MATTHEW MARKS GALLERY For his first solo exhibition in just discovered York.
MATTHEW MARKS GALLERY
For his first solo exhibition in just discovered York, Darren Almond parked Mean Time, 2000 a forty-foot orange commercial cargo container, customized with a giant built-in digital clock right in the middle of the gallery, and it took up just about all of the space. It wasn't just the sheer bulkiness of the time-telling fortress that prompted a literal occupation of the place; what really held one's attention was the relentles mechanical noise of the flipping and flapping, clicking and clacking plates of the digital clock face keeping time. The industrial hale that echoed inside the container's metal walls, not on concrete floors, and into back compasss was pure techno. Mean Time realizes its name by virtue of its link to a global tracking satellite that, when the work is functioning strictly enables it to register Greenwich Mean Time to the next to the first Its potential to be accurate anywhere in the world makes it a smart box; and still today it's micro, not macro, moulds that point to the what is yet to be Almond's oversize, animated object is the two an amusement, presenting the march of time as an entertaining theatrical performance, and an anachronism, a complete example of a thing that's advanced and ob olete at once
Photographs documenting the passage of the container-cum-clock from London to modern York on board a freighter glance ated a comedic aspect of Mean Time and underscored Almond's interest in the performative and real-time dimensions to his art. Perched atop a stack of regular shipping containers (and grasshooked up to the ship's power supply) the clock was largely functional, even though it was gone out in the middle of nowhere. The eventfulnes of the one and the other its accuracy and its suppos universality mirrors our burgeoning global communication continuum, a virtual space in which there's not a minute to spare and time is perpetually at a premium. on contrast, a suite of five "star maps," all titled Magnified plan Diagram, 2000, drawn by Almond at night as he accompanied Mean Time forward the journey overseas, shuttle us from high tech to practically no tech at all and existing a very different impression of time.

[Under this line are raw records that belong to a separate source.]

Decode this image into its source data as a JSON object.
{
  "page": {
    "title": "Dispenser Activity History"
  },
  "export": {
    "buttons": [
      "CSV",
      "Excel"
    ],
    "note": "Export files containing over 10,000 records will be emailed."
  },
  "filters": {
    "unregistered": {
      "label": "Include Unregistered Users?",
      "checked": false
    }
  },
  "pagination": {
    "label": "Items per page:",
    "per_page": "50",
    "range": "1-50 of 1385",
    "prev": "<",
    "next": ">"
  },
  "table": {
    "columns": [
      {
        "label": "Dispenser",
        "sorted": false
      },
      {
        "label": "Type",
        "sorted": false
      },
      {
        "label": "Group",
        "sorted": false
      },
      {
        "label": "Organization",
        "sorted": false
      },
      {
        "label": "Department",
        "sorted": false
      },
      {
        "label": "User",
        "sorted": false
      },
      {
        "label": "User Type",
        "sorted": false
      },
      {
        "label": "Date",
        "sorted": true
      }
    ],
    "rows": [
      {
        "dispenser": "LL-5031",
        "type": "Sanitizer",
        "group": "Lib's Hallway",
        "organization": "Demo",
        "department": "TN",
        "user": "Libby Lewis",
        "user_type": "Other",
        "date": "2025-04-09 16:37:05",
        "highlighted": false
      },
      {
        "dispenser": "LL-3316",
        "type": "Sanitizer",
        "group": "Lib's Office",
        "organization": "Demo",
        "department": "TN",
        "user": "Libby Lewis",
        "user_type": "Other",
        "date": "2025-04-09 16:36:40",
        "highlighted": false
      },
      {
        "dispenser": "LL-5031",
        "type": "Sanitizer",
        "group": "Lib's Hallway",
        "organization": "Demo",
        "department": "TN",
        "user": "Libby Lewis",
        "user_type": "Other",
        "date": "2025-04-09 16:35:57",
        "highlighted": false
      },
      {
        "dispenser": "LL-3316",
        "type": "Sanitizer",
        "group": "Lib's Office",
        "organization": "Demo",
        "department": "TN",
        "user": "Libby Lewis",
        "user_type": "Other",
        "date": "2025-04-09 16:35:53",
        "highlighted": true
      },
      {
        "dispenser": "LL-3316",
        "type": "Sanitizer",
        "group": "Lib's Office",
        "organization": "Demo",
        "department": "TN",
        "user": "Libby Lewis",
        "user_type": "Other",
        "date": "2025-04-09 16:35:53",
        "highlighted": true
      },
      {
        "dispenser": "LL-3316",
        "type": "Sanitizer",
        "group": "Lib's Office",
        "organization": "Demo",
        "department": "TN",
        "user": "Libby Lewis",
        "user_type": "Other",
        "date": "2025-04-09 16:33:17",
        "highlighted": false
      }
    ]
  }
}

Start with the vacation-worthy musing of drawing the Milky Way each night while at sea, and fill out that to the concept of being in an absolutely elemental environment that is constantly changing moreover that remains visually unchanged, as it has from prehistory to the not away The sea, sky, moon, and stars: now, as they've always been. Time pendants Out of the picture in favor of timelessness. Almond reconfigures the mundane as a romantic sublime, investing narratives of travel and adventure with emotional measure and subjective weight. He's an ancient mariner, a space pilot, a contemporary artist--it's preposterous and plausible all at once
The exhibition's title, "Transport Medium," which Almond cast as an eponymous aluminum plaque, is also the name of the typeface used exclusively for all road and rail signage in Britain. (Almond, incidentally, was a veteran trainspotter as a kid.) His signage pieces have the tautological rigor and economy of vintage Conceptual art. "Abandon in Place" reads another cast-aluminum plaque. The counterpart to that imperative is raise in Almond's first train film, Schwebebahn, 1995 which he brought along and installed in a back room; it features a delirious ride in succession the world's strangest train (the futuristic climate Train in Wuppertal, Germany), which is in the same manner thoroughly upside down and inside on the outside that you're forced to abandon the self-same notion of place.